The white paper, titled “Economic Ringfence Amid the West Asia Crisis: A Three-Point Agenda for Export Competitiveness, Import Discipline and Trade Defence”, argued that rising geopolitical tensions are exposing structural weaknesses in India’s economy, particularly its dependence on imported energy, industrial feedstocks and global supply chains.
“The global economic landscape faces a profound stress test,” the report said, adding that “geopolitical volatility in West Asia is driving structural cost-push inflation across essential sectors — energy, agriculture, and manufacturing.”
The paper said India’s traditional approach of using subsidies and fiscal interventions to absorb global shocks is becoming increasingly difficult to sustain.
“The traditional fiscal response — relying on open-ended subsidies to buffer these shocks — no longer sustains,” the report stated.
Instead, the paper called for structural reforms aimed at improving domestic manufacturing competitiveness and reducing economic vulnerabilities caused by external disruptions.
One of the key recommendations in the paper is the correction of India’s “inverted duty structure”, where import duties on raw materials are often higher than those on finished imported products.”This is not a theoretical anomaly — it is widespread across India’s manufacturing sector,” the paper said.
According to the report, this duty structure discourages domestic value addition by making imports cheaper than local manufacturing in sectors such as electronics, chemicals, textiles and agri-processing.
The paper proposed a “12-month correction” of inverted duties and recommended that import tariffs on essential industrial intermediaries should automatically reduce when global commodity prices rise sharply.
“Dynamic Tariff Calibration proposes that import duties on a defined basket of essential intermediaries be linked to a pre-announced price trigger,” the report said.
The paper argued that such a framework would help Indian manufacturers remain competitive during periods of global commodity price volatility without depending on large-scale subsidies.
Another major recommendation in the report was bringing natural gas under the Goods and Services Tax (GST) framework to reduce embedded taxes faced by industries.
“The exclusion of petroleum products and natural gas from the GST framework is the single largest structural anomaly in India’s indirect tax architecture,” the report stated.
The paper said the current taxation structure increases hidden operational costs for sectors such as fertilisers, chemicals, food processing and construction, ultimately affecting overall industrial competitiveness.
According to the report, including natural gas under GST would help reduce cascading taxes and improve cost efficiency across manufacturing sectors.
The paper also called for a shift towards what it described as a “Selective Economic Doctrine”, under which India would remain open to critical technology and strategic imports while reducing exposure to external vulnerabilities.

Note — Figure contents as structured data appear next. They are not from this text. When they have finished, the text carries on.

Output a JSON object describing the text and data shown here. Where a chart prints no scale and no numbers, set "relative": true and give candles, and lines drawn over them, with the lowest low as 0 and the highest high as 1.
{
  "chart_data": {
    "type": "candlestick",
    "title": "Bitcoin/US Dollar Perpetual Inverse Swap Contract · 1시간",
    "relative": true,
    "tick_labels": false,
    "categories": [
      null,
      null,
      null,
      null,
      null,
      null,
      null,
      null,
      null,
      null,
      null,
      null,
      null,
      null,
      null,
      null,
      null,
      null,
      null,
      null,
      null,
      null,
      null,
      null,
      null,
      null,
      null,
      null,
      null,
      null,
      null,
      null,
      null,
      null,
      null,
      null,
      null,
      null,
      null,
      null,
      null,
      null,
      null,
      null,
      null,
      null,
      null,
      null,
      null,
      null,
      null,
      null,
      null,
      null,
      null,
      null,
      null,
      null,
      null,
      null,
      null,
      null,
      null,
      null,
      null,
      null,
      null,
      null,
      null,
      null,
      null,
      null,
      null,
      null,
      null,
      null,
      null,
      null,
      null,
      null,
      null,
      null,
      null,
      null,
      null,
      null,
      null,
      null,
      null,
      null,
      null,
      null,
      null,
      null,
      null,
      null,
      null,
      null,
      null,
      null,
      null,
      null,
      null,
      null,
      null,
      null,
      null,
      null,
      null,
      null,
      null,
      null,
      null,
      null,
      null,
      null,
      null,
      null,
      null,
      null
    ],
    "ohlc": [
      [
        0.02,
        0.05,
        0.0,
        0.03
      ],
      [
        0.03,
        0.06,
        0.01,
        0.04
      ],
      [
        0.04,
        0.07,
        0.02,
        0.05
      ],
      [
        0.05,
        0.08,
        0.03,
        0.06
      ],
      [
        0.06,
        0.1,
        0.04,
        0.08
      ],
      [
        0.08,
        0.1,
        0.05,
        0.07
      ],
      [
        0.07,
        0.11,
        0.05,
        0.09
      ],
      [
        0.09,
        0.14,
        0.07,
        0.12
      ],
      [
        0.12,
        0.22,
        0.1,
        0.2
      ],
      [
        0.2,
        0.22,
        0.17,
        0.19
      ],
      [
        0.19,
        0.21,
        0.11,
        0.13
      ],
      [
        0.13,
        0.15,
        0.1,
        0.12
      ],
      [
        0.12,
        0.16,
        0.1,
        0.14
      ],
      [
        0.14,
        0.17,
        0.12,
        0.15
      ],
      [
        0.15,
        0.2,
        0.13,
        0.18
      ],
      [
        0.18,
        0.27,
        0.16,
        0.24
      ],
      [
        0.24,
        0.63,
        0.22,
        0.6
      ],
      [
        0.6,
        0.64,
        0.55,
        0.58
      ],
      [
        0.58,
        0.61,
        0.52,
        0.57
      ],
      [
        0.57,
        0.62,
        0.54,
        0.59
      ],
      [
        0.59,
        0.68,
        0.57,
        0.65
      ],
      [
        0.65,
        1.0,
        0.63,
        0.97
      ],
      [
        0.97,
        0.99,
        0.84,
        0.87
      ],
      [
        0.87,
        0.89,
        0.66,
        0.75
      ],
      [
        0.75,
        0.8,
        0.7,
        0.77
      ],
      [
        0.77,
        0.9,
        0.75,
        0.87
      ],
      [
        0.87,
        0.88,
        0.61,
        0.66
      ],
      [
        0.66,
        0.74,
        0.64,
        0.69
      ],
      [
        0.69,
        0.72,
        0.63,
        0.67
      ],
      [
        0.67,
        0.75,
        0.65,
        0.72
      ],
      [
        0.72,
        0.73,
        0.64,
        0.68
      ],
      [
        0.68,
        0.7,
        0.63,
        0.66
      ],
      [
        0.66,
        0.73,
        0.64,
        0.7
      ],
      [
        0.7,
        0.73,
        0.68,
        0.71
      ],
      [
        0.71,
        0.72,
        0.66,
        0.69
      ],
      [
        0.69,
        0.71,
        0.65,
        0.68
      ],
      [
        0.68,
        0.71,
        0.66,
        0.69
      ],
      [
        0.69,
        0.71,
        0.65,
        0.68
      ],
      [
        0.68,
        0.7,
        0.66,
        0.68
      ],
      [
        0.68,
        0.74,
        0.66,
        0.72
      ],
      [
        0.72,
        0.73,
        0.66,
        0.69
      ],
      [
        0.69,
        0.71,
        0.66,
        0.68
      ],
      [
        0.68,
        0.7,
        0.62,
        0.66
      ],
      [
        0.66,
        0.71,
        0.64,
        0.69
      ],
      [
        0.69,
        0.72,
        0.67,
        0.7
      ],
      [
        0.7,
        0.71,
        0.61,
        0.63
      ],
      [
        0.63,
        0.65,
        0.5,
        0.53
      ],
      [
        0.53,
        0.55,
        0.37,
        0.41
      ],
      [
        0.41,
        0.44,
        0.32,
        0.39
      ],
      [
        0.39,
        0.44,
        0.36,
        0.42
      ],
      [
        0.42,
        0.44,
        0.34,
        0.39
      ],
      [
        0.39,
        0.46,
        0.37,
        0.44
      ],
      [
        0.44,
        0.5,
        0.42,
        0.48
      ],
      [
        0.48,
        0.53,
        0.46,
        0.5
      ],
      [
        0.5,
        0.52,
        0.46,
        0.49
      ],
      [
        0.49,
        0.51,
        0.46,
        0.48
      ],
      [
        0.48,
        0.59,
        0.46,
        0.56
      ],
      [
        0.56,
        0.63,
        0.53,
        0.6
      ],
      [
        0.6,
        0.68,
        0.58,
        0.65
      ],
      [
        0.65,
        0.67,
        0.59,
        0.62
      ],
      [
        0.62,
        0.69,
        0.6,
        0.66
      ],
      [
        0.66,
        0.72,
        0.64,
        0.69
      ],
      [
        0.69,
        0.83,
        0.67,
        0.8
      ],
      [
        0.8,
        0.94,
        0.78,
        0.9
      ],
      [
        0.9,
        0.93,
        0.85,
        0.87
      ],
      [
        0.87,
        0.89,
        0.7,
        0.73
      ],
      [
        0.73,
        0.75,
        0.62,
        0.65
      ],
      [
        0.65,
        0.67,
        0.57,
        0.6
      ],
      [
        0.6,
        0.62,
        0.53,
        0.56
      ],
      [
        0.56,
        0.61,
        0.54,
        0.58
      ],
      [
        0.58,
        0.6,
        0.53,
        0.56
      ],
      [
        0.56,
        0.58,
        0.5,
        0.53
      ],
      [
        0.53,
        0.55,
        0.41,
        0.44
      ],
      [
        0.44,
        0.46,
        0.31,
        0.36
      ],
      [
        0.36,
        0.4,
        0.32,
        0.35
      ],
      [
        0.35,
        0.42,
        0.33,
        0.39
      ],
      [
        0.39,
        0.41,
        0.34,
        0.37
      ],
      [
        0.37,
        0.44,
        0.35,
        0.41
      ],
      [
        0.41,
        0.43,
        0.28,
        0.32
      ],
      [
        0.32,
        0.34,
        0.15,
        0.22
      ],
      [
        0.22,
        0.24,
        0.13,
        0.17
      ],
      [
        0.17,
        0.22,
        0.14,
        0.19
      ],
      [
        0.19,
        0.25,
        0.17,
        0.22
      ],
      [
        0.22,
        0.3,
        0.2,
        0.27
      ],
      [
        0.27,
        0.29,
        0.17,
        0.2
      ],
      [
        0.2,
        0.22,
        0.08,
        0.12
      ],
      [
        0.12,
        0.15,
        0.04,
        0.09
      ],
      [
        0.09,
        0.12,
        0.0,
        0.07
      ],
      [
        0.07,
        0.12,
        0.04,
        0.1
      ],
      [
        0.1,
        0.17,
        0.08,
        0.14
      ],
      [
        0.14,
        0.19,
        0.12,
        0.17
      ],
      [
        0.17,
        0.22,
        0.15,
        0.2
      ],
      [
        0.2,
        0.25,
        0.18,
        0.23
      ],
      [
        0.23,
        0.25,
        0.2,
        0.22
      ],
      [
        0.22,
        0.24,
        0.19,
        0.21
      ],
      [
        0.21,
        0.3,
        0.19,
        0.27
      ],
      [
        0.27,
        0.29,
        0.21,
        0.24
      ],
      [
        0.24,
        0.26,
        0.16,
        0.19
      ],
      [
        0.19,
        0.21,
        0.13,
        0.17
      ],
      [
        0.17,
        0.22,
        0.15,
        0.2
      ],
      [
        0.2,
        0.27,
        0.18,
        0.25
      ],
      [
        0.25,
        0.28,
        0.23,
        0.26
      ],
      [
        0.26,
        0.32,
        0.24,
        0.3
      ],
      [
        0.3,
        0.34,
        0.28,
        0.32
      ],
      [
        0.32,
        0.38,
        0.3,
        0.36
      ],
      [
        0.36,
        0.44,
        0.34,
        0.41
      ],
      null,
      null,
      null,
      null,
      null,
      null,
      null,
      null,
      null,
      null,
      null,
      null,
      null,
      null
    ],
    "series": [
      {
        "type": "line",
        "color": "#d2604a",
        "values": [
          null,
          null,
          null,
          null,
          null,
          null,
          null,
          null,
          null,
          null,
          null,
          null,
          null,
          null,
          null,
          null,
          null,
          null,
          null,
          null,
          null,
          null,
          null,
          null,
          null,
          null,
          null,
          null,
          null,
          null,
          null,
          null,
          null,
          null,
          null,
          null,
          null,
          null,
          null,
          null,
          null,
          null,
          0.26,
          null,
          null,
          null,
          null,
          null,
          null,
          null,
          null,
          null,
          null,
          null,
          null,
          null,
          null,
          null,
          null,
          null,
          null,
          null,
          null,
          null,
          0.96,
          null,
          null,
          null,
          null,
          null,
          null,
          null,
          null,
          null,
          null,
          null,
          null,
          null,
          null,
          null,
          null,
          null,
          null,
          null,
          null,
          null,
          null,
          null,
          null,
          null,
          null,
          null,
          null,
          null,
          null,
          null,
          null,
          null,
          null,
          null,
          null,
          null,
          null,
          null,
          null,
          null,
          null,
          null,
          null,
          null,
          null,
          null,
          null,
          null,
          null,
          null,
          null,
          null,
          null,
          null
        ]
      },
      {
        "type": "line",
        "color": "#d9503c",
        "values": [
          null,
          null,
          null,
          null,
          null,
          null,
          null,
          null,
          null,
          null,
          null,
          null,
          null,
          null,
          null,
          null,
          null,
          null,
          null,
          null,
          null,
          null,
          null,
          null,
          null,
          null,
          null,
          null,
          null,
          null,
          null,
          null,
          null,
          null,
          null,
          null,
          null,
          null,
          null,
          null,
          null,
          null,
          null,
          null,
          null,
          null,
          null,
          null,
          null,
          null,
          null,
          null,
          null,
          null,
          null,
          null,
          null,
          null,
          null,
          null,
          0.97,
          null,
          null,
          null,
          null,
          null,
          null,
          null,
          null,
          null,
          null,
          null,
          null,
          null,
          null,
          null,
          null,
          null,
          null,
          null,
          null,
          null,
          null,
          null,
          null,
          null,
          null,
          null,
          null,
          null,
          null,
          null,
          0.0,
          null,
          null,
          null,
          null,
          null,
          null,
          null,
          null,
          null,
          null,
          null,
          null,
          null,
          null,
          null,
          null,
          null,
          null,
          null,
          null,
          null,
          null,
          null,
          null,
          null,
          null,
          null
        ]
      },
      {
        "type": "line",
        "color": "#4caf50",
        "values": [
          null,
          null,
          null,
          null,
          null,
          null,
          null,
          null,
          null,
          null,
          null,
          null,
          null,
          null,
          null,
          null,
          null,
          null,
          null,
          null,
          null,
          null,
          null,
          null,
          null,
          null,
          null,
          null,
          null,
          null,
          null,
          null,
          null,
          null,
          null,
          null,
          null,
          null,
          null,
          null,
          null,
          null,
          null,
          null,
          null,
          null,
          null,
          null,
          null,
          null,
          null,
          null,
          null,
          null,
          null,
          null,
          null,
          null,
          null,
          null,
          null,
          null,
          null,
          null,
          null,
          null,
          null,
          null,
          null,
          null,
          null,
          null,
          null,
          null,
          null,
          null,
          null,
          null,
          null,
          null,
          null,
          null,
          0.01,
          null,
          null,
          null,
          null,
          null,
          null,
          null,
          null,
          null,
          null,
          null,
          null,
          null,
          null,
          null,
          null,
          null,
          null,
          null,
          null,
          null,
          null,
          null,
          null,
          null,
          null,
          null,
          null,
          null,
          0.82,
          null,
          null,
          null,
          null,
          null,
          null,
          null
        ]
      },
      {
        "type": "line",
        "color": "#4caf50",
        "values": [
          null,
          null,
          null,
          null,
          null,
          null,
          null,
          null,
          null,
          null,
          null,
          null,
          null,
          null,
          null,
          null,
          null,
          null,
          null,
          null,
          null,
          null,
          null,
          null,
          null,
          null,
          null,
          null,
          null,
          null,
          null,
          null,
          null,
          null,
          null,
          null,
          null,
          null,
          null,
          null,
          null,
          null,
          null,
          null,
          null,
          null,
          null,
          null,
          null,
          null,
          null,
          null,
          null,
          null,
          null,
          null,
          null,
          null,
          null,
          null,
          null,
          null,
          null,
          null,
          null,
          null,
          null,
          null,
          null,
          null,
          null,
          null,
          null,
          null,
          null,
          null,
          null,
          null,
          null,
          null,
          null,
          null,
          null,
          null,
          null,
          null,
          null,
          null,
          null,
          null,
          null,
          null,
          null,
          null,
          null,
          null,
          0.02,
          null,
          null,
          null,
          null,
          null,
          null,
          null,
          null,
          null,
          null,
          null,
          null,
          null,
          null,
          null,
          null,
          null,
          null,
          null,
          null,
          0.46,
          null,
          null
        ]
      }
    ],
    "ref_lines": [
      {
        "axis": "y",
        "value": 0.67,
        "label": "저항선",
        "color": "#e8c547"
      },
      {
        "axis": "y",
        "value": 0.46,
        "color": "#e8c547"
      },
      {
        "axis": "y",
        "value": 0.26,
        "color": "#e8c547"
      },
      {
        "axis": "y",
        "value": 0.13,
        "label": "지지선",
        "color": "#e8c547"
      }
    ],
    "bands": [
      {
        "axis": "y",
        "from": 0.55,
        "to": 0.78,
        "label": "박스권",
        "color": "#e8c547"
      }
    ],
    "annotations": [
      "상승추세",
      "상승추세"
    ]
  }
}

“Openness where global integration feeds essential technology, energy, and raw materials. Intervention via immediate trade-remedy enforcement where foreign dumping distorts domestic markets and destroys capacity,” the report said.
The paper added that India should use the ongoing geopolitical uncertainty as an opportunity to strengthen domestic industrial ecosystems and reduce long-term dependence on volatile global supply chains.
“India moves from a ‘price-taker’ in global supply chains to a ‘resilience-builder’,” the report said.